We are thrilled to share the progress made at the Barcelona Supercomputing Center (BSC) on developing a comprehensive Digital Twin system for steel reheating furnaces, as part of the TWINGHY Project — a collaborative effort with Celsa Group, RWTH Aachen University, Swerim, and other European partners.

Steel reheating furnaces present a fascinating engineering challenge. These massive industrial assets must precisely heat billets to temperatures exceeding 1200°C while simultaneously optimizing energy consumption, maintaining temperature uniformity across eight heating zones, meeting production throughput requirements, and reducing carbon emissions. To address this, our work proposes a new strategy that brings together artificial intelligence and physics-based modelling through a novel physics-informed neural network architecture that respects the fundamental thermodynamics of furnace operation.

Rather than treating the furnace as a black box, we designed a staged model that follows the actual gas flow through the system, cascading predictions from soaking zones through heating zones to pre-heating zones.
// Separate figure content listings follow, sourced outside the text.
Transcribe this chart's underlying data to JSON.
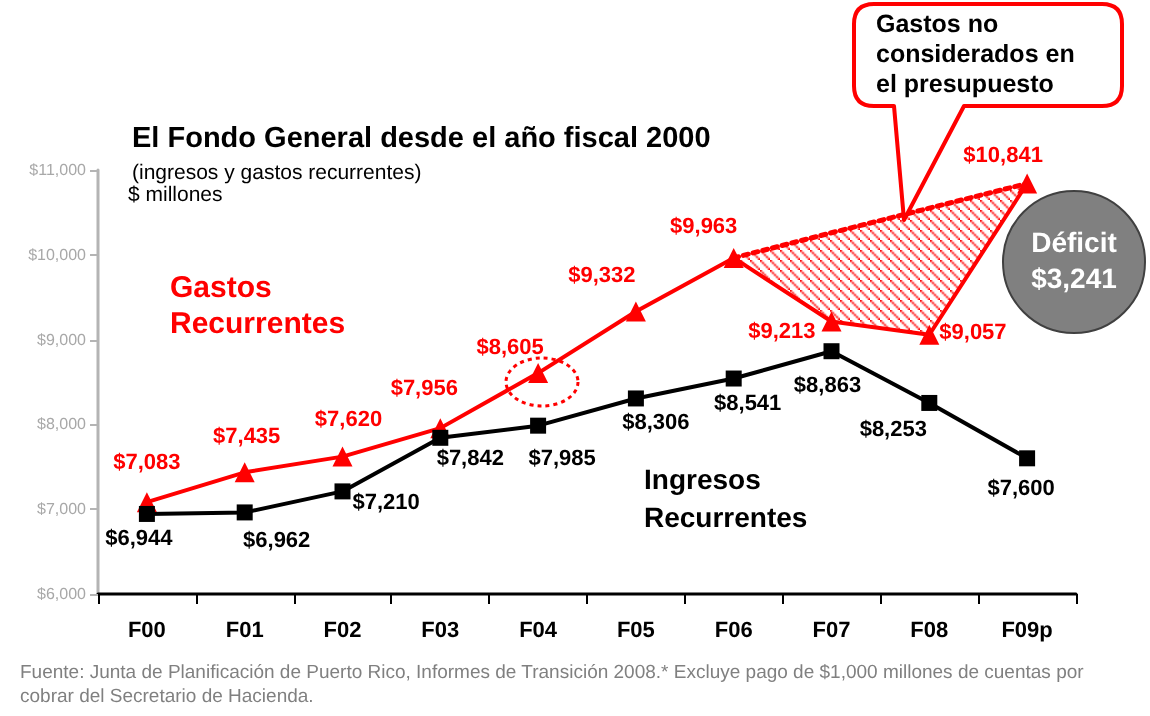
{
  "chart_data": {
    "type": "line",
    "title": "El Fondo General desde el año fiscal 2000",
    "subtitle": "(ingresos y gastos recurrentes)",
    "ylabel": "$ millones",
    "categories": [
      "F00",
      "F01",
      "F02",
      "F03",
      "F04",
      "F05",
      "F06",
      "F07",
      "F08",
      "F09p"
    ],
    "series": [
      {
        "name": "Gastos Recurrentes",
        "color": "#ff0000",
        "marker": "triangle",
        "values": [
          7083,
          7435,
          7620,
          7956,
          8605,
          9332,
          9963,
          9213,
          9057,
          10841
        ],
        "value_labels": [
          "$7,083",
          "$7,435",
          "$7,620",
          "$7,956",
          "$8,605",
          "$9,332",
          "$9,963",
          "$9,213",
          "$9,057",
          "$10,841"
        ]
      },
      {
        "name": "Ingresos Recurrentes",
        "color": "#000000",
        "marker": "square",
        "values": [
          6944,
          6962,
          7210,
          7842,
          7985,
          8306,
          8541,
          8863,
          8253,
          7600
        ],
        "value_labels": [
          "$6,944",
          "$6,962",
          "$7,210",
          "$7,842",
          "$7,985",
          "$8,306",
          "$8,541",
          "$8,863",
          "$8,253",
          "$7,600"
        ]
      },
      {
        "color": "#ff0000",
        "marker": "none",
        "line_style": "dotted",
        "x": [
          "F06",
          "F07",
          "F08",
          "F09p"
        ],
        "values": [
          9963,
          10260,
          10550,
          10841
        ],
        "lower": [
          9963,
          9213,
          9057,
          10841
        ],
        "upper": [
          9963,
          10260,
          10550,
          10841
        ]
      }
    ],
    "ylim": [
      6000,
      11000
    ],
    "yticks": [
      {
        "value": 6000,
        "label": "$6,000"
      },
      {
        "value": 7000,
        "label": "$7,000"
      },
      {
        "value": 8000,
        "label": "$8,000"
      },
      {
        "value": 9000,
        "label": "$9,000"
      },
      {
        "value": 10000,
        "label": "$10,000"
      },
      {
        "value": 11000,
        "label": "$11,000"
      }
    ],
    "annotations": [
      "Gastos no considerados en el presupuesto",
      "Déficit $3,241",
      "Fuente: Junta de Planificación de Puerto Rico, Informes de Transición 2008.* Excluye pago de $1,000 millones de cuentas por cobrar del Secretario de Hacienda."
    ]
  }
}
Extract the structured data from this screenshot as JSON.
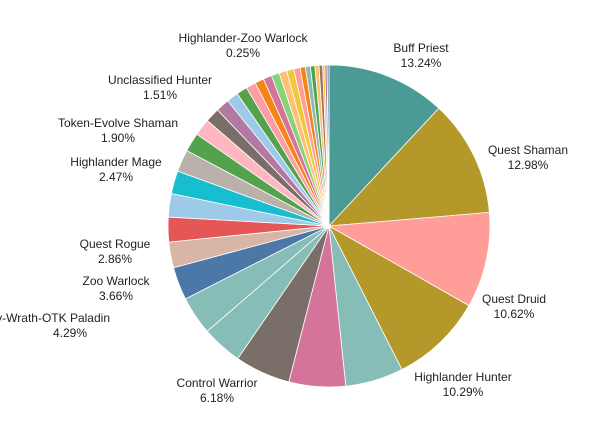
{
  "chart_data": {
    "type": "pie",
    "start_angle_deg": 0,
    "direction": "clockwise",
    "slices": [
      {
        "label": "Buff Priest",
        "value": 13.24,
        "display": "13.24%",
        "color": "#4A9A96",
        "show_label": true
      },
      {
        "label": "Quest Shaman",
        "value": 12.98,
        "display": "12.98%",
        "color": "#B5982A",
        "show_label": true
      },
      {
        "label": "Quest Druid",
        "value": 10.62,
        "display": "10.62%",
        "color": "#FF9E99",
        "show_label": true
      },
      {
        "label": "Highlander Hunter",
        "value": 10.29,
        "display": "10.29%",
        "color": "#B5982A",
        "show_label": true
      },
      {
        "label": "",
        "value": 6.45,
        "display": "",
        "color": "#86BDB7",
        "show_label": false
      },
      {
        "label": "",
        "value": 6.3,
        "display": "",
        "color": "#D4749B",
        "show_label": false
      },
      {
        "label": "Control Warrior",
        "value": 6.18,
        "display": "6.18%",
        "color": "#7A6E69",
        "show_label": true
      },
      {
        "label": "",
        "value": 4.5,
        "display": "",
        "color": "#86BDB7",
        "show_label": false
      },
      {
        "label": "Holy-Wrath-OTK Paladin",
        "value": 4.29,
        "display": "4.29%",
        "color": "#86BDB7",
        "show_label": true
      },
      {
        "label": "Zoo Warlock",
        "value": 3.66,
        "display": "3.66%",
        "color": "#4C78A8",
        "show_label": true
      },
      {
        "label": "Quest Rogue",
        "value": 2.86,
        "display": "2.86%",
        "color": "#D8B5A5",
        "show_label": true
      },
      {
        "label": "",
        "value": 2.75,
        "display": "",
        "color": "#E45756",
        "show_label": false
      },
      {
        "label": "",
        "value": 2.6,
        "display": "",
        "color": "#9ECAE9",
        "show_label": false
      },
      {
        "label": "",
        "value": 2.55,
        "display": "",
        "color": "#17BECF",
        "show_label": false
      },
      {
        "label": "Highlander Mage",
        "value": 2.47,
        "display": "2.47%",
        "color": "#BAB0AC",
        "show_label": true
      },
      {
        "label": "",
        "value": 2.1,
        "display": "",
        "color": "#54A24B",
        "show_label": false
      },
      {
        "label": "Token-Evolve Shaman",
        "value": 1.9,
        "display": "1.90%",
        "color": "#FFB6C1",
        "show_label": true
      },
      {
        "label": "",
        "value": 1.6,
        "display": "",
        "color": "#7A6E69",
        "show_label": false
      },
      {
        "label": "Unclassified Hunter",
        "value": 1.51,
        "display": "1.51%",
        "color": "#B279A2",
        "show_label": true
      },
      {
        "label": "",
        "value": 1.3,
        "display": "",
        "color": "#9ECAE9",
        "show_label": false
      },
      {
        "label": "",
        "value": 1.2,
        "display": "",
        "color": "#54A24B",
        "show_label": false
      },
      {
        "label": "",
        "value": 1.1,
        "display": "",
        "color": "#FF9DA6",
        "show_label": false
      },
      {
        "label": "",
        "value": 1.0,
        "display": "",
        "color": "#F58518",
        "show_label": false
      },
      {
        "label": "",
        "value": 0.95,
        "display": "",
        "color": "#D4749B",
        "show_label": false
      },
      {
        "label": "",
        "value": 0.9,
        "display": "",
        "color": "#88D27A",
        "show_label": false
      },
      {
        "label": "",
        "value": 0.85,
        "display": "",
        "color": "#FFBF79",
        "show_label": false
      },
      {
        "label": "",
        "value": 0.8,
        "display": "",
        "color": "#EECA3B",
        "show_label": false
      },
      {
        "label": "",
        "value": 0.7,
        "display": "",
        "color": "#FF9E99",
        "show_label": false
      },
      {
        "label": "",
        "value": 0.6,
        "display": "",
        "color": "#F58518",
        "show_label": false
      },
      {
        "label": "",
        "value": 0.55,
        "display": "",
        "color": "#86BDB7",
        "show_label": false
      },
      {
        "label": "",
        "value": 0.5,
        "display": "",
        "color": "#54A24B",
        "show_label": false
      },
      {
        "label": "",
        "value": 0.45,
        "display": "",
        "color": "#FFBF79",
        "show_label": false
      },
      {
        "label": "",
        "value": 0.4,
        "display": "",
        "color": "#9D755D",
        "show_label": false
      },
      {
        "label": "Highlander-Zoo Warlock",
        "value": 0.25,
        "display": "0.25%",
        "color": "#EECA3B",
        "show_label": true
      },
      {
        "label": "",
        "value": 0.25,
        "display": "",
        "color": "#B279A2",
        "show_label": false
      },
      {
        "label": "",
        "value": 0.2,
        "display": "",
        "color": "#4C78A8",
        "show_label": false
      }
    ]
  }
}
The model employs multi-scale temporal encoding using dilated convolutional networks combined with attention mechanisms, allowing it to capture both the rapid switching patterns of burners and the slow thermal dynamics of the refractory mass. We also implemented separate heating and cooling pathways with learned thermal inertia, ensuring that predictions remain within physically realistic bounds — after all, the furnace simply cannot change temperature faster than thermodynamics allows.

All of these capabilities come together in an interactive web-based dashboard that provides plant operators with real-time energy balance visualization, interactive burner schedule optimization, temperature prediction and monitoring, and configurable analysis tools. The interface transforms complex AI outputs into actionable insights that operators can trust and understand.